President of the Supreme Court
- In office 5 July 2003 – 1 January 2004
- Preceded by: Julio Nazareno
- Succeeded by: Enrique Petracchi

Personal details
- Born: 1 February 1918 Salta, Argentina
- Died: 22 November 2016 (aged 98) Buenos Aires, Argentina
- Party: Independent (1958–2016) Socialist Party (until 1958)
- Alma mater: Universidad de Buenos Aires
- Profession: Lawyer

= Carlos Fayt =

Argentine judge

Carlos Santiago Fayt (1 February 1918 – 22 November 2016) was an Argentine lawyer, politician, academic and a member of the Supreme Court of Justice of Argentina from 1983 to 2015.

==Early life and career==
Fayt was born in 1918 in Salta, but his family was from Tartagal. His father, Emilio Moisés Fayt, was an Syrian Christan and his mother, Sara Pérez Robles, was of Criollo descent. At a young age he moved to Buenos Aires. He graduated as a lawyer in 1941 from the University of Buenos Aires (UBA). He played an active role in trade union life, heading the Buenos Aires Lawyers' Association 1963–1965, and had an extensive academic career. Fayt taught at UBA and at the National University of La Plata, specialising in political law. He was Emeritus Professor at UBA and taught at Belgrano University during the last years of his life.

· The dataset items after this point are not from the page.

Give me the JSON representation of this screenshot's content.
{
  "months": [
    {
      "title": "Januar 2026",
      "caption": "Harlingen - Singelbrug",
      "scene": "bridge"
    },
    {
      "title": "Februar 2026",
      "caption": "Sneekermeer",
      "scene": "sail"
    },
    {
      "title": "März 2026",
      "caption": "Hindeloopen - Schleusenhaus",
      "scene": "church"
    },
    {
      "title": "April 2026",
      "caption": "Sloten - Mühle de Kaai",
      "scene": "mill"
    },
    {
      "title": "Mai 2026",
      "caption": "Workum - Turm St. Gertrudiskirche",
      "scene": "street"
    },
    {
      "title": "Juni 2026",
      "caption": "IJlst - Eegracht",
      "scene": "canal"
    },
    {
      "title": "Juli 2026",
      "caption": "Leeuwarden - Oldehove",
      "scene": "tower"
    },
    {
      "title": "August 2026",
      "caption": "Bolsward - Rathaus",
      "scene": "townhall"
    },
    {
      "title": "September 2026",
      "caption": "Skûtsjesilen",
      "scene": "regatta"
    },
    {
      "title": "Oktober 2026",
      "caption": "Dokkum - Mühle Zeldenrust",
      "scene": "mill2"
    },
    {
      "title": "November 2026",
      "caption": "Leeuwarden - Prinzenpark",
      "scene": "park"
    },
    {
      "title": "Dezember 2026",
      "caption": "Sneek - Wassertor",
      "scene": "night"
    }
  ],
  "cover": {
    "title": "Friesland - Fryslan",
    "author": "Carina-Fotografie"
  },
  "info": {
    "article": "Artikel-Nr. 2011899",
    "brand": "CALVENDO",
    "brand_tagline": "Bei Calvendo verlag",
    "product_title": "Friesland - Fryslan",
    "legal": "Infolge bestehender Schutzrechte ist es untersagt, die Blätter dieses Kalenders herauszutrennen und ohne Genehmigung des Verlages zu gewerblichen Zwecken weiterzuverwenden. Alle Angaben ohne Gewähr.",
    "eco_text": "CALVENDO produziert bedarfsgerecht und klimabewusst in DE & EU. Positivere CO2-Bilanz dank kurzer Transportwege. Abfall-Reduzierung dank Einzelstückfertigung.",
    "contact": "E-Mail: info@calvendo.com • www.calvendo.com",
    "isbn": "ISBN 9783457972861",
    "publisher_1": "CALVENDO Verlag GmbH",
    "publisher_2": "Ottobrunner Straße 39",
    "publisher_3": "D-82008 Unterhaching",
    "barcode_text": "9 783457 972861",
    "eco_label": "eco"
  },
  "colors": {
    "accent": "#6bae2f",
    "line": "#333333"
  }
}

He was also an active member of the Socialist Party, and stood to be governor of Salta Province in 1958. A supporter of Nicolás Repetto and Alfredo Palacios, he later became part of the faction of Carlos Sánchez Viamonte. After splits in the Socialist Party, however, he dedicated himself to civic and academic life. Three of his 35 books are on the subject of Peronism.

==Career in the Supreme Court==
Fayt was appointed to the Supreme Court by the new democratic government of President Raúl Alfonsín in 1983, despite never having served as a judge. In the 1990s, when President Carlos Menem had increased the size of the Court and appointed several sympathetic Justices, Fayt was one of those who generally opposed the majority view. Fayt is the longest serving Supreme Court Justice in Argentina ever. He had previously been approached by President Arturo Illia in the 1960s to join the Supreme Court, but had turned the role down on that occasion. From July 2003 he presided over the court for some months.

In 2008 Konex Foundation from Argentina granted him the Diamond Konex Award for Institutions - Community - Enterprise as the most important community personality in the last decade in his country.

On 15 September 2015, Fayt submitted his resignation from the Supreme Court. The resignation took effect on 11 December 2015, the day after the end of the Presidential administration.

Fayt died on 22 November 2016 at the age of 98.